Los días que siguieron fueron de intermitencias, de sentir que llegaba la lotería, de diferenciarse de quienes quedaban atrás a la espera de un rayito de luz. La capital se prendió, se apagó y se volvió a encender, pero hubo estados que sobrepasaron las 120 horas sin flujo. Incluso en la urbe aún hay sectores muertos, desesperanzados ya, quedándose solos.
El servicio eléctrico de Venezuela, manejado por el chavismo, quizá nunca vuelva a la “normalidad” previa al 7 de marzo, una marcada por la inequidad en el servicio, los constantes apagones en las regiones y la prioridad de Caracas a expensas del “monte y culebra” del interior.
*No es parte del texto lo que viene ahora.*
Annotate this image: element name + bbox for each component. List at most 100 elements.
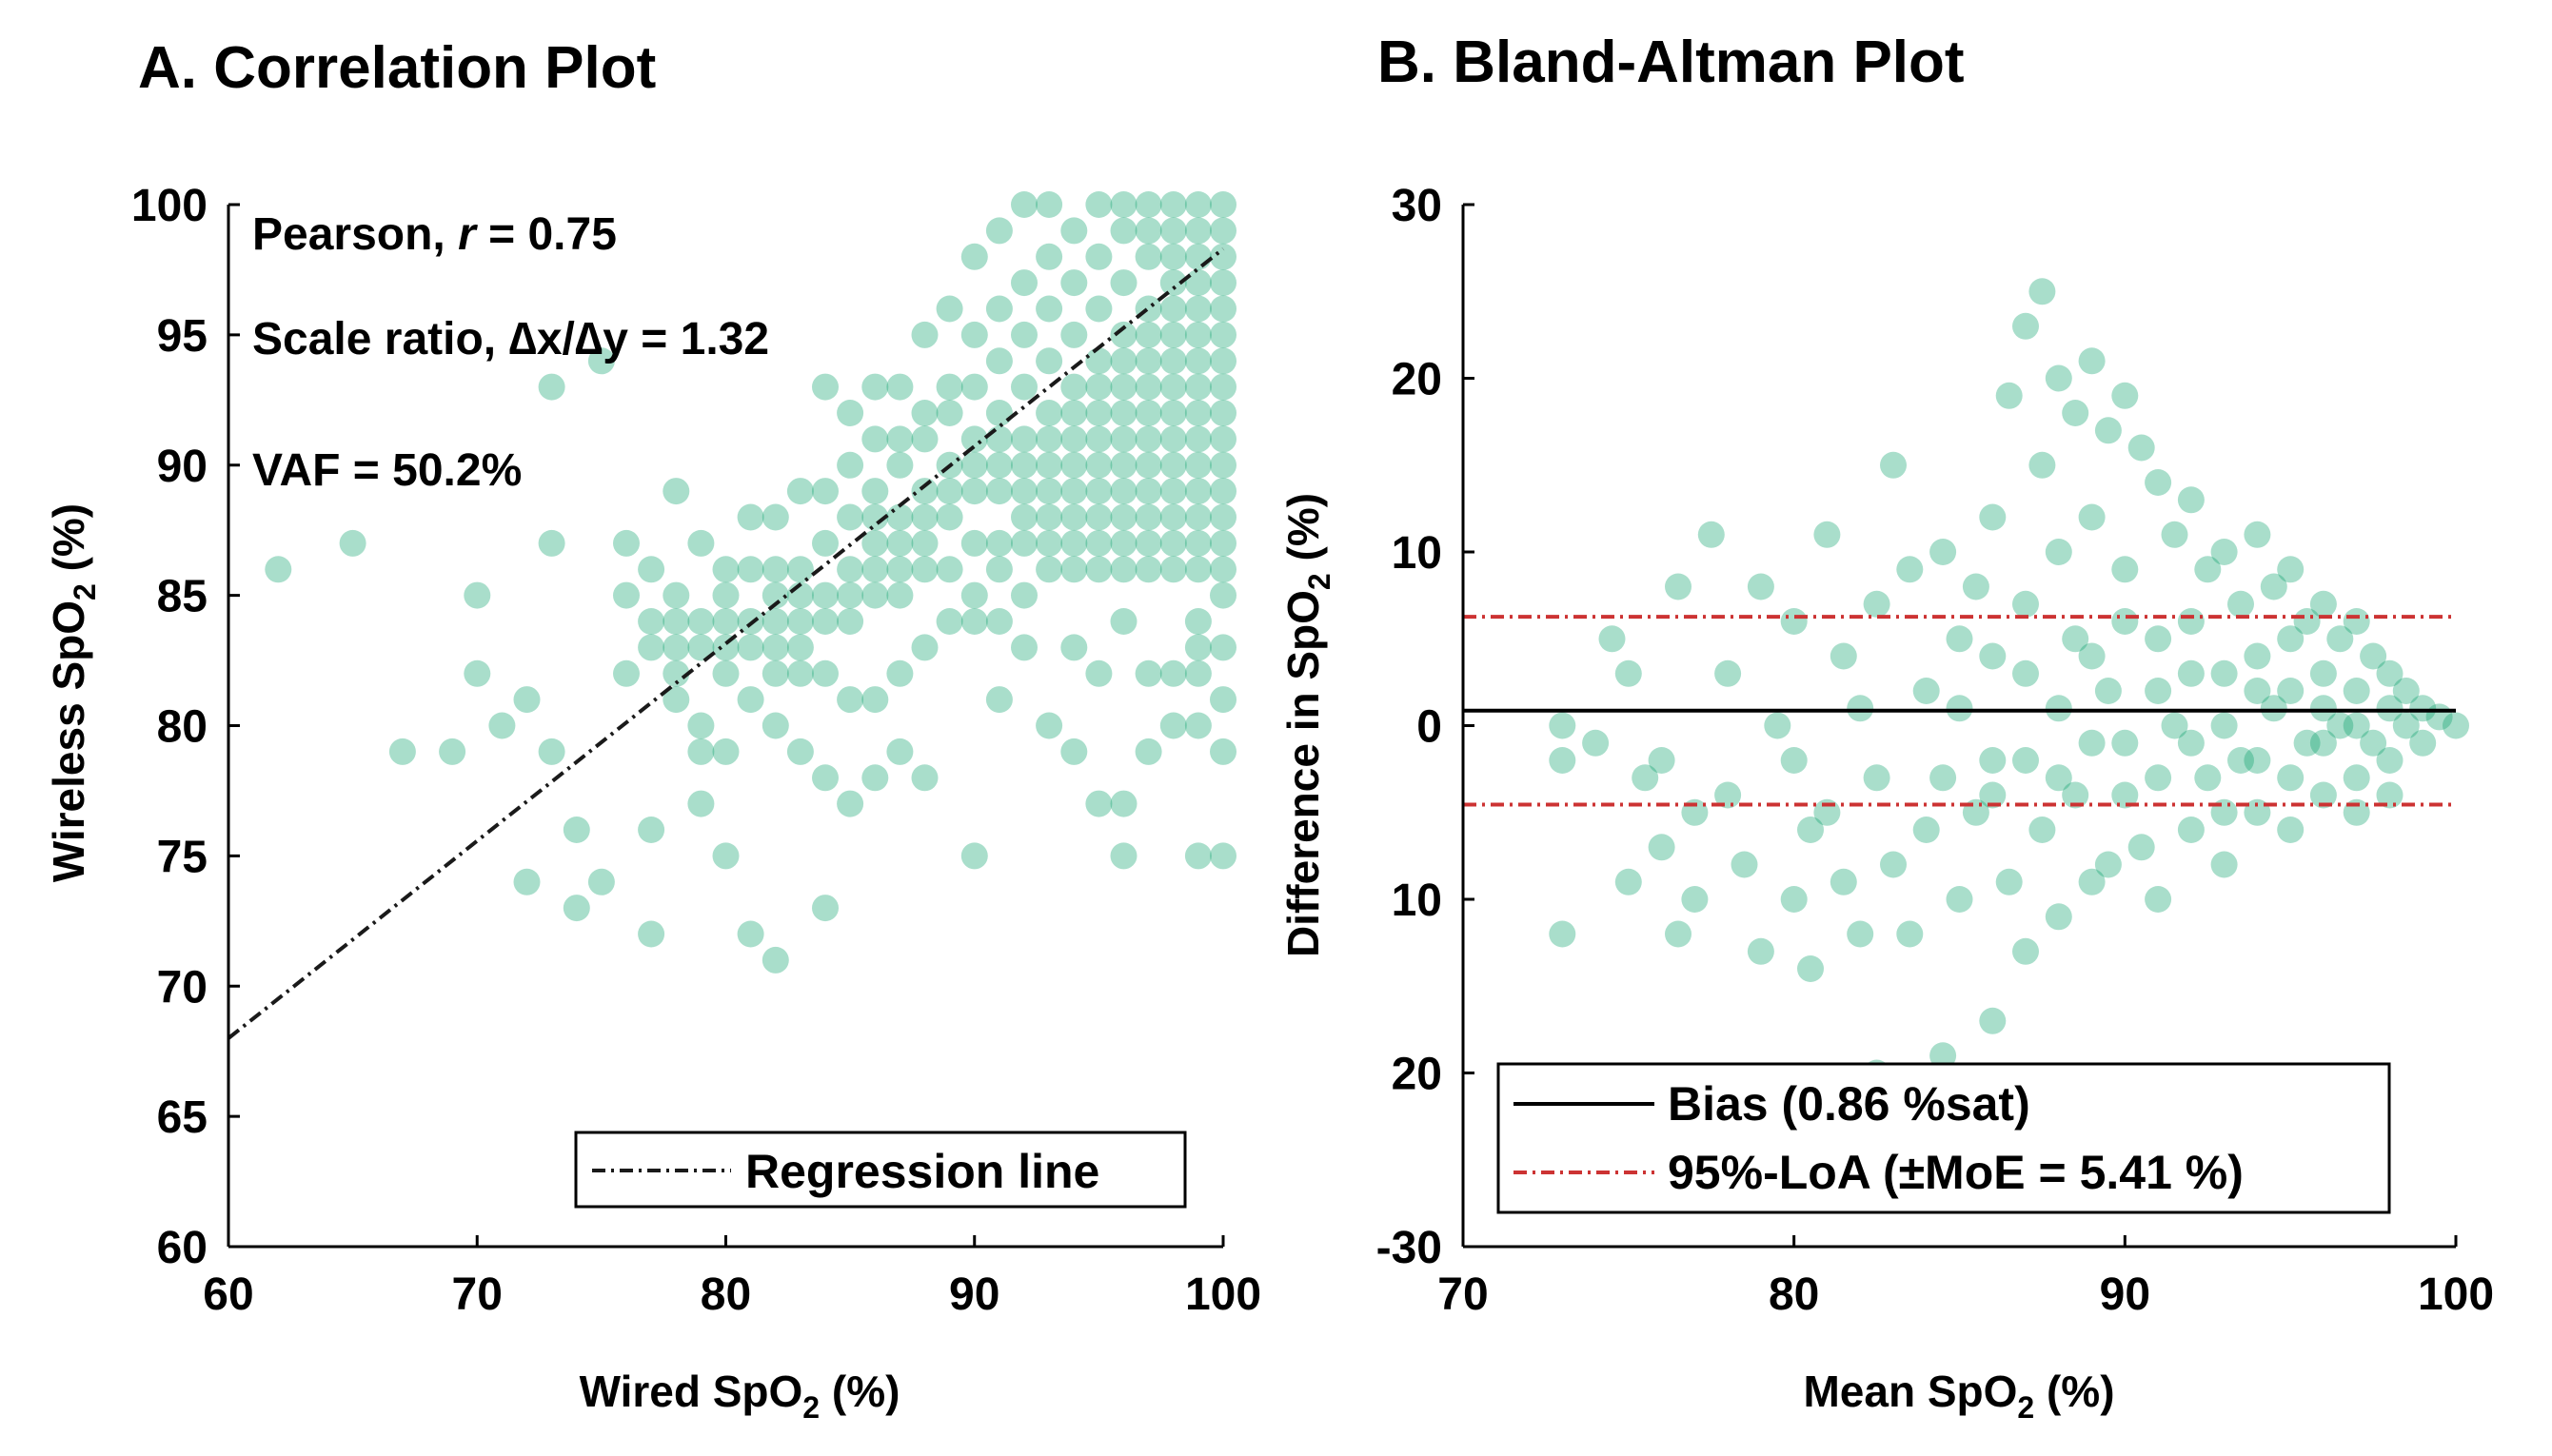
scatter-point <box>1210 842 1236 870</box>
scatter-point <box>2343 608 2370 635</box>
scatter-point <box>663 581 690 609</box>
scatter-point <box>2277 625 2305 653</box>
scatter-point <box>762 946 789 974</box>
scatter-point <box>2376 659 2404 687</box>
scatter-point <box>2062 625 2089 653</box>
y-tick-label: 95 <box>157 311 208 362</box>
scatter-point <box>687 634 715 661</box>
scatter-point <box>1085 347 1113 375</box>
scatter-point <box>1060 425 1088 453</box>
scatter-point <box>1582 729 1610 757</box>
scatter-point <box>861 478 889 505</box>
scatter-point <box>1780 886 1808 913</box>
scatter-point <box>2078 347 2106 375</box>
scatter-point <box>786 608 814 635</box>
scatter-point <box>2127 834 2155 861</box>
scatter-point <box>1210 347 1236 375</box>
panel-b-x-ticks: 70 80 90 100 <box>1437 1235 2494 1320</box>
scatter-point <box>1159 400 1187 426</box>
scatter-point <box>1210 373 1236 401</box>
scatter-point <box>1184 608 1212 635</box>
scatter-point <box>1011 191 1038 218</box>
scatter-point <box>1210 686 1236 714</box>
scatter-point <box>1135 529 1162 557</box>
scatter-point <box>2309 781 2337 809</box>
panel-a-legend: Regression line <box>574 1131 1187 1209</box>
scatter-point <box>1159 191 1187 218</box>
scatter-point <box>638 556 665 583</box>
scatter-point <box>1995 868 2023 895</box>
scatter-point <box>1135 373 1162 401</box>
scatter-point <box>1085 425 1113 453</box>
scatter-point <box>1060 634 1088 661</box>
scatter-point <box>812 581 839 609</box>
correlation-plot-panel: A. Correlation Plot 60 70 80 90 100 60 65 70 75… <box>44 35 1261 1425</box>
scatter-point <box>1159 269 1187 297</box>
scatter-point <box>1184 243 1212 270</box>
scatter-point <box>2094 851 2122 878</box>
scatter-point <box>2244 747 2271 774</box>
scatter-point <box>2177 659 2205 687</box>
scatter-point <box>488 712 516 739</box>
panel-b-legend: Bias (0.86 %sat) 95%-LoA (±MoE = 5.41 %) <box>1496 1062 2391 1214</box>
scatter-point <box>786 478 814 505</box>
scatter-point <box>960 451 988 479</box>
scatter-point <box>911 503 939 531</box>
scatter-point <box>1085 529 1113 557</box>
scatter-point <box>1979 747 2007 774</box>
scatter-point <box>985 608 1013 635</box>
x-tick-label: 70 <box>1437 1269 1488 1320</box>
scatter-point <box>1135 243 1162 270</box>
scatter-point <box>2078 868 2106 895</box>
scatter-point <box>1210 191 1236 218</box>
scatter-point <box>1110 321 1138 348</box>
scatter-point <box>1036 503 1063 531</box>
scatter-point <box>2326 625 2354 653</box>
panel-a-y-ticks: 60 65 70 75 80 85 90 95 100 <box>131 181 240 1273</box>
scatter-point <box>2309 659 2337 687</box>
scatter-point <box>1011 478 1038 505</box>
scatter-point <box>911 478 939 505</box>
y-tick-label: 70 <box>157 962 208 1013</box>
scatter-point <box>1210 556 1236 583</box>
scatter-point <box>1159 373 1187 401</box>
x-tick-label: 60 <box>203 1269 253 1320</box>
scatter-point <box>1159 295 1187 323</box>
scatter-point <box>960 842 988 870</box>
scatter-point <box>464 581 491 609</box>
scatter-point <box>737 634 764 661</box>
scatter-point <box>1110 608 1138 635</box>
scatter-point <box>1110 400 1138 426</box>
pearson-annotation: Pearson, r = 0.75 <box>252 209 617 260</box>
scatter-point <box>2012 312 2039 340</box>
scatter-point <box>2409 695 2437 722</box>
scatter-point <box>2210 539 2238 565</box>
scatter-point <box>861 373 889 401</box>
scatter-point <box>837 790 864 817</box>
scatter-point <box>985 425 1013 453</box>
scatter-point <box>1110 425 1138 453</box>
scatter-point <box>1135 451 1162 479</box>
scatter-point <box>1110 373 1138 401</box>
scatter-point <box>960 373 988 401</box>
y-tick-label: 60 <box>157 1223 208 1273</box>
scatter-point <box>886 581 914 609</box>
scatter-point <box>1036 243 1063 270</box>
scatter-point <box>1184 478 1212 505</box>
scatter-point <box>985 556 1013 583</box>
scatter-point <box>613 581 640 609</box>
scatter-point <box>663 686 690 714</box>
scatter-point <box>1036 478 1063 505</box>
panel-a-x-axis-title: Wired SpO2 (%) <box>580 1367 900 1425</box>
panel-a-x-ticks: 60 70 80 90 100 <box>203 1235 1261 1320</box>
scatter-point <box>2078 503 2106 531</box>
panel-b-title: B. Bland-Altman Plot <box>1377 30 1965 95</box>
scatter-point <box>1764 712 1791 739</box>
scatter-point <box>2343 712 2370 739</box>
scatter-point <box>638 817 665 843</box>
scatter-point <box>1946 886 1973 913</box>
scatter-point <box>1036 400 1063 426</box>
scatter-point <box>812 478 839 505</box>
scatter-point <box>2260 695 2287 722</box>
Una decisión política. Ahora será con esquemas de racionamiento más fuertes. Vargas sigue sin luz, luego Trujillo, después Táchira. Y así.
Los caraqueños jamás olvidarán el apagón más largo de su historia, ni tampoco la consecuencia más directa: la ausencia de agua que ha obligado a bregar el líquido en fuentes naturales y en torrentes con dudosa calidad, como el sitio donde Willmer recogió el martes en la mañana, al borde del contaminado Guaire, “pero ni de vaina me la tomo”. Dos heridas que seguirán frescas y abiertas porque el Estado no tiene cómo suturarlas.
Cuando salió el sol, cuando los bombillos sonrieron, el drama era y es otro: las secuelas humanas y materiales de una ciudad colapsada, de un país arruinado, de una sociedad al borde, de un gobierno en las últimas.